Em 2016, versões piloto do Blue Sky foram lançadas nas províncias de Shandong e Sichuan, com uma população total de quase 200 milhões de pessoas. No ano seguinte, esses projetos atingiram 29 províncias e cidades.

Em uma reunião de trabalho de construção realizada em junho, Chen Yixin, secretário da central CAPL, disse que o projeto Blue Sky atingiria sua meta de “cobertura global, distribuição em toda a rede, disponibilidade em tempo integral e controle total” até 2020.

Em 2016, a Huawei forneceu a tecnologia VCM para a construção da primeira cidade de demonstração do Blue Sky em Wuxi, no leste da China.

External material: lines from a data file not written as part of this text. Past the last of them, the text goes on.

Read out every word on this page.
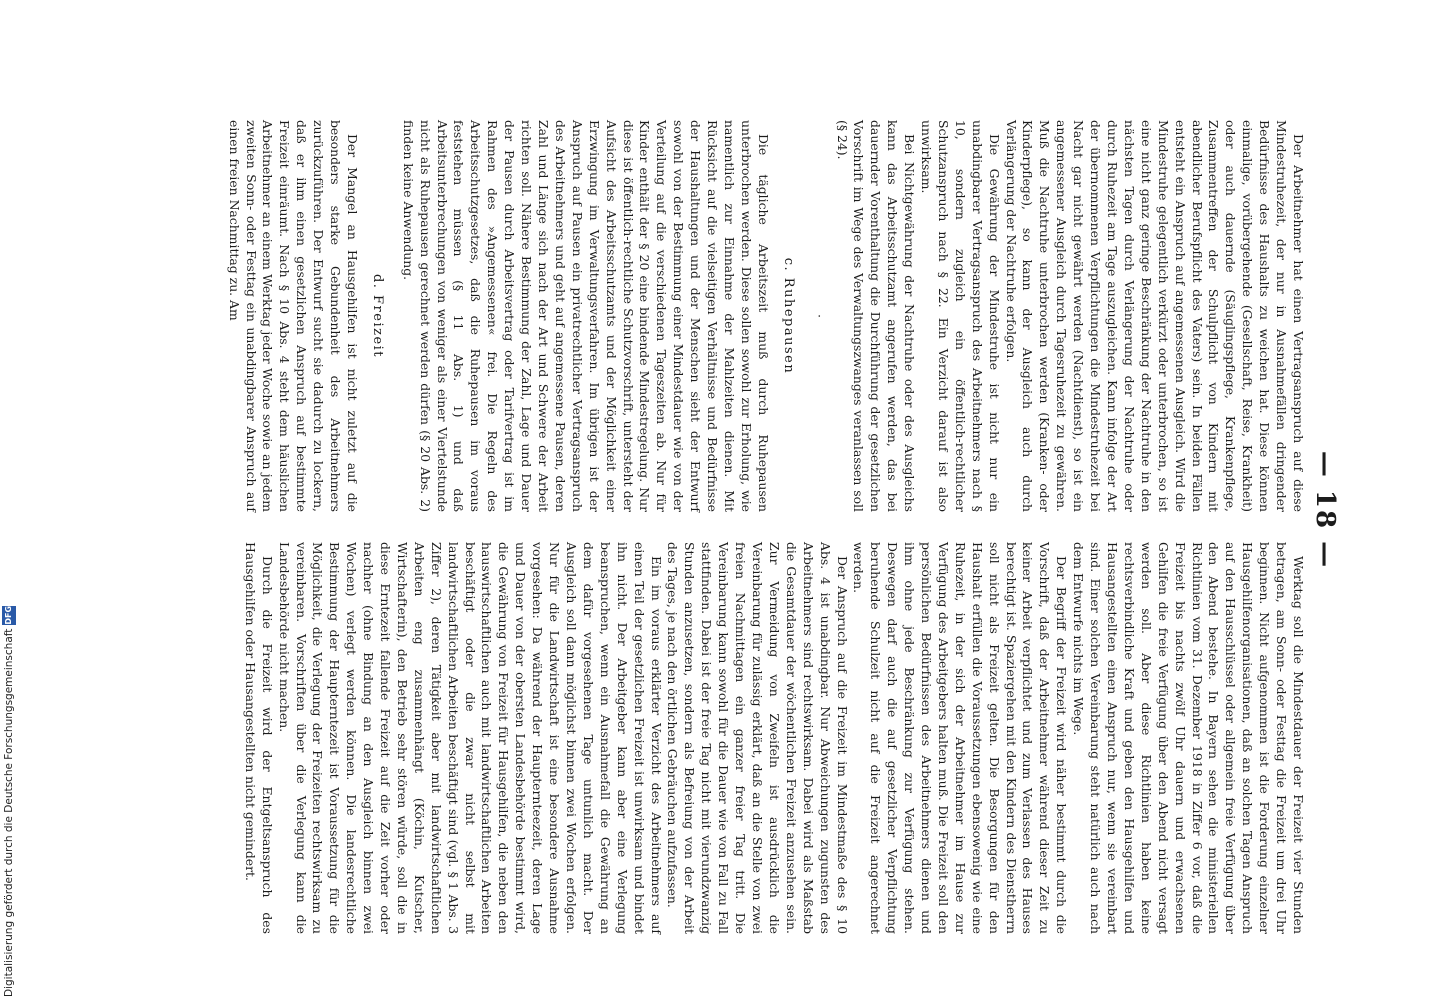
— 18 —

Der Arbeitnehmer hat einen Vertragsanspruch auf diese Mindestruhezeit, der nur in Ausnahmefällen dringender Bedürfnisse des Haushalts zu weichen hat. Diese können einmalige, vorübergehende (Gesellschaft, Reise, Krankheit) oder auch dauernde (Säuglingspflege, Krankenpflege, Zusammentreffen der Schulpflicht von Kindern mit abendlicher Berufspflicht des Vaters) sein. In beiden Fällen entsteht ein Anspruch auf angemessenen Ausgleich. Wird die Mindestruhe gelegentlich verkürzt oder unterbrochen, so ist eine nicht ganz geringe Beschränkung der Nachtruhe in den nächsten Tagen durch Verlängerung der Nachtruhe oder durch Ruhezeit am Tage auszugleichen. Kann infolge der Art der übernommenen Verpflichtungen die Mindestruhezeit bei Nacht gar nicht gewährt werden (Nachtdienst), so ist ein angemessener Ausgleich durch Tagesruhezeit zu gewähren. Muß die Nachtruhe unterbrochen werden (Kranken- oder Kinderpflege), so kann der Ausgleich auch durch Verlängerung der Nachtruhe erfolgen.

Die Gewährung der Mindestruhe ist nicht nur ein unabdingbarer Vertragsanspruch des Arbeitnehmers nach § 10, sondern zugleich ein öffentlich-rechtlicher Schutzanspruch nach § 22. Ein Verzicht darauf ist also unwirksam.

Bei Nichtgewährung der Nachtruhe oder des Ausgleichs kann das Arbeitsschutzamt angerufen werden, das bei dauernder Vorenthaltung die Durchführung der gesetzlichen Vorschrift im Wege des Verwaltungszwanges veranlassen soll (§ 24).

·
c. Ruhepausen

Die tägliche Arbeitszeit muß durch Ruhepausen unterbrochen werden. Diese sollen sowohl zur Erholung, wie namentlich zur Einnahme der Mahlzeiten dienen. Mit Rücksicht auf die vielseitigen Verhältnisse und Bedürfnisse der Haushaltungen und der Menschen sieht der Entwurf sowohl von der Bestimmung einer Mindestdauer wie von der Verteilung auf die verschiedenen Tageszeiten ab. Nur für Kinder enthält der § 20 eine bindende Mindestregelung. Nur diese ist öffentlich-rechtliche Schutzvorschrift, untersteht der Aufsicht des Arbeitsschutzamts und der Möglichkeit einer Erzwingung im Verwaltungsverfahren. Im übrigen ist der Anspruch auf Pausen ein privatrechtlicher Vertragsanspruch des Arbeitnehmers und geht auf angemessene Pausen, deren Zahl und Länge sich nach der Art und Schwere der Arbeit richten soll. Nähere Bestimmung der Zahl, Lage und Dauer der Pausen durch Arbeitsvertrag oder Tarifvertrag ist im Rahmen des »Angemessenen« frei. Die Regeln des Arbeitsschutzgesetzes, daß die Ruhepausen im voraus feststehen müssen (§ 11 Abs. 1) und daß Arbeitsunterbrechungen von weniger als einer Viertelstunde nicht als Ruhepausen gerechnet werden dürfen (§ 20 Abs. 2) finden keine Anwendung.

d. Freizeit

Der Mangel an Hausgehilfen ist nicht zuletzt auf die besonders starke Gebundenheit des Arbeitnehmers zurückzuführen. Der Entwurf sucht sie dadurch zu lockern, daß er ihm einen gesetzlichen Anspruch auf bestimmte Freizeit einräumt. Nach § 10 Abs. 4 steht dem häuslichen Arbeitnehmer an einem Werktag jeder Woche sowie an jedem zweiten Sonn- oder Festtag ein unabdingbarer Anspruch auf einen freien Nachmittag zu. Am

Werktag soll die Mindestdauer der Freizeit vier Stunden betragen, am Sonn- oder Festtag die Freizeit um drei Uhr beginnen. Nicht aufgenommen ist die Forderung einzelner Hausgehilfenorganisationen, daß an solchen Tagen Anspruch auf den Hausschlüssel oder allgemein freie Verfügung über den Abend bestehe. In Bayern sehen die ministeriellen Richtlinien vom 31. Dezember 1918 in Ziffer 6 vor, daß die Freizeit bis nachts zwölf Uhr dauern und erwachsenen Gehilfen die freie Verfügung über den Abend nicht versagt werden soll. Aber diese Richtlinien haben keine rechtsverbindliche Kraft und geben den Hausgehilfen und Hausangestellten einen Anspruch nur, wenn sie vereinbart sind. Einer solchen Vereinbarung steht natürlich auch nach dem Entwurfe nichts im Wege.

Der Begriff der Freizeit wird näher bestimmt durch die Vorschrift, daß der Arbeitnehmer während dieser Zeit zu keiner Arbeit verpflichtet und zum Verlassen des Hauses berechtigt ist. Spaziergehen mit den Kindern des Dienstherrn soll nicht als Freizeit gelten. Die Besorgungen für den Haushalt erfüllen die Voraussetzungen ebensowenig wie eine Ruhezeit, in der sich der Arbeitnehmer im Hause zur Verfügung des Arbeitgebers halten muß. Die Freizeit soll den persönlichen Bedürfnissen des Arbeitnehmers dienen und ihm ohne jede Beschränkung zur Verfügung stehen. Deswegen darf auch die auf gesetzlicher Verpflichtung beruhende Schulzeit nicht auf die Freizeit angerechnet werden.

Der Anspruch auf die Freizeit im Mindestmaße des § 10 Abs. 4 ist unabdingbar. Nur Abweichungen zugunsten des Arbeitnehmers sind rechtswirksam. Dabei wird als Maßstab die Gesamtdauer der wöchentlichen Freizeit anzusehen sein. Zur Vermeidung von Zweifeln ist ausdrücklich die Vereinbarung für zulässig erklärt, daß an die Stelle von zwei freien Nachmittagen ein ganzer freier Tag tritt. Die Vereinbarung kann sowohl für die Dauer wie von Fall zu Fall stattfinden. Dabei ist der freie Tag nicht mit vierundzwanzig Stunden anzusetzen, sondern als Befreiung von der Arbeit des Tages, je nach den örtlichen Gebräuchen aufzufassen.

Ein im voraus erklärter Verzicht des Arbeitnehmers auf einen Teil der gesetzlichen Freizeit ist unwirksam und bindet ihn nicht. Der Arbeitgeber kann aber eine Verlegung beanspruchen, wenn ein Ausnahmefall die Gewährung an dem dafür vorgesehenen Tage untunlich macht. Der Ausgleich soll dann möglichst binnen zwei Wochen erfolgen. Nur für die Landwirtschaft ist eine besondere Ausnahme vorgesehen: Da während der Haupternteezeit, deren Lage und Dauer von der obersten Landesbehörde bestimmt wird, die Gewährung von Freizeit für Hausgehilfen, die neben den hauswirtschaftlichen auch mit landwirtschaftlichen Arbeiten beschäftigt oder die zwar nicht selbst mit landwirtschaftlichen Arbeiten beschäftigt sind (vgl. § 1 Abs. 3 Ziffer 2), deren Tätigkeit aber mit landwirtschaftlichen Arbeiten eng zusammenhängt (Köchin, Kutscher, Wirtschafterin), den Betrieb sehr stören würde, soll die in diese Erntezeit fallende Freizeit auf die Zeit vorher oder nachher (ohne Bindung an den Ausgleich binnen zwei Wochen) verlegt werden können. Die landesrechtliche Bestimmung der Haupterntezeit ist Voraussetzung für die Möglichkeit, die Verlegung der Freizeiten rechtswirksam zu vereinbaren. Vorschriften über die Verlegung kann die Landesbehörde nicht machen.

Durch die Freizeit wird der Entgeltsanspruch des Hausgehilfen oder Hausangestellten nicht gemindert.

Digitalisierung gefördert durch die Deutsche Forschungsgemeinschaft
DFG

Huawei e a transformação de Xinjiang

A mão de ferro do PCC em Xinjiang se intensificou nos últimos anos. A prisão indiscriminada de mais de um milhão de muçulmanos uigures e a profusão de câmeras de vigilância, além de uma presença policial militarizada, tornaram a região autônoma um autêntico campo de concentração.

Tal como acontece com a vigilância no resto do país, a Huawei contribuiu significativamente para a criação de condições ainda mais duras em Xinjiang. Em agosto de 2016, a Huawei informou sobre sua cooperação estratégica com as autoridades provinciais do regime. Seu sistema de computação em nuvem tem sido usado pela polícia na cidade de Karamay desde 2011.

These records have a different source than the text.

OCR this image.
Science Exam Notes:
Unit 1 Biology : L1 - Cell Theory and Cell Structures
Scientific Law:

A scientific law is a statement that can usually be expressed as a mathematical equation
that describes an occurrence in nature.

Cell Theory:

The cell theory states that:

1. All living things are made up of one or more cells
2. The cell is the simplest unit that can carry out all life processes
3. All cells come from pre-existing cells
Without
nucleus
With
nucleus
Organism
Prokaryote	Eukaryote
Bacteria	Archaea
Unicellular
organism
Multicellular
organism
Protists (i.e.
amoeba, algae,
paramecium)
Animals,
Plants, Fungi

No relatório sobre a Infraestrutura Nacional de Informação da China de 2014, foi notado que o roteador ATN950A da Huawei foi escolhido pela Telecom de Xinjiang para facilitar o sistema de vigilância local da Cidade Segura. A série ATN950A foi implementada com sucesso para construir a rede de vigilância que abrange as principais estradas e áreas comerciais e residenciais.

Em maio deste ano, o Departamento de Segurança Pública de Xinjiang e Huawei assinou um acordo de cooperação estratégica para uma “pacífica e inteligente Xinjiang”. Fan Lixin, vice-diretor do departamento, disse que a Huawei forneceu suporte técnico confiável para as autoridades da região autônoma.